Das betreffe allem GTF-Triebwerke für Airbus A320neo von Pratt & Whitney, die aktuell weiterhin "sehr spät" an den Werken eintreffen, baute der scheidende Chef der Airbus-Verkehrsflugzeugsparte Christian Scherer im Januar vor.
"Airbus hat uns und anderen bereits signalisiert, dass Triebwerke 2026 die Engstelle bei den A320neo bleiben werden", sagte ein Aufsichtsrat eines großen europäischen Airbus-Kunden aero.de im Januar. "Bei den A350 ist das weniger ein Thema."
Airbus hatte wegen Produktionsengpässen bei Triebwerkspartern den Hochlaufplan für die Serien A320neo und A220 gestreckt. Im Brot-und-Butter-Programm A320neo arbeitet Airbus auf eine lange für 2026 anvisierte 75er-Monatsrate inzwischen bis 2027 hin. Die A220-Serie will Airbus 2026 auf zwölf Flugzeuge pro Monat hochtakten, zwei Flugzeuge weniger als geplant.

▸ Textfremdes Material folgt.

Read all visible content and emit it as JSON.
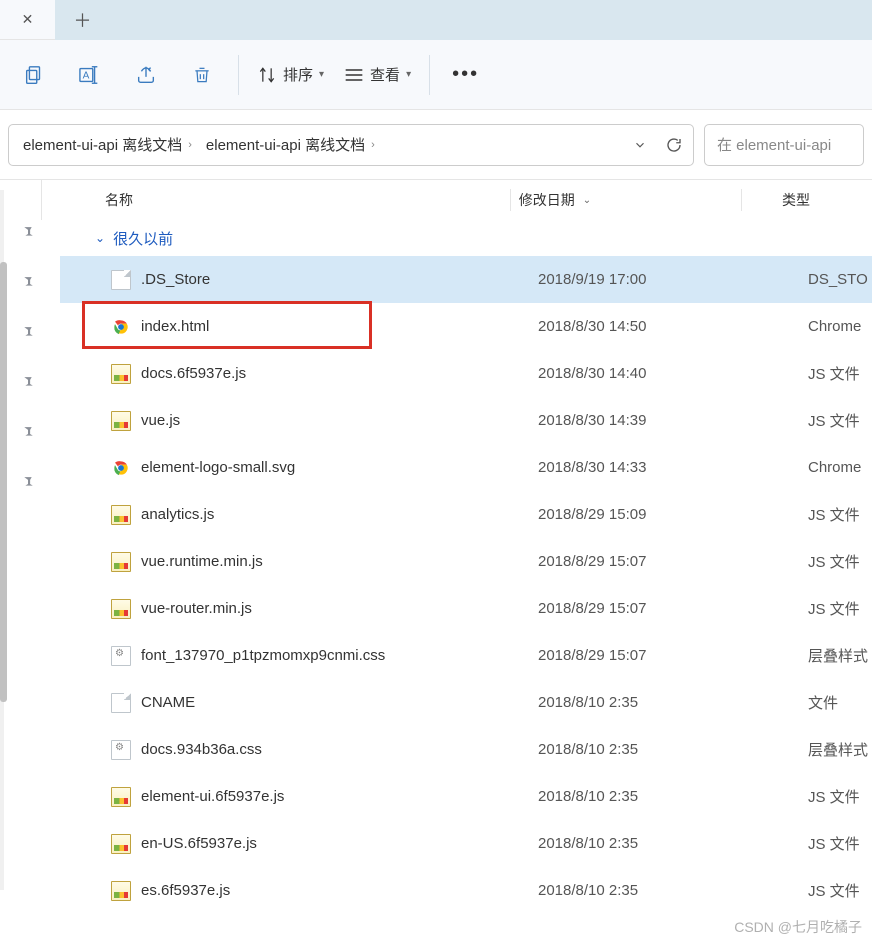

Lufthansa erwartet gegen Jahresende erste A220-300 für City Airlines. "Bisher gehen wir nicht von Verzögerungen aus", sagte Lufthansa-Chef Carsten Spohr im November.
Boeing hat seine Erwartungen letzte Woche vorgelegt - der Airbus-Konkurrent rechnet 2026 mit rund 500 Auslieferungen im 737-MAX-Programm und bis zu 100 787.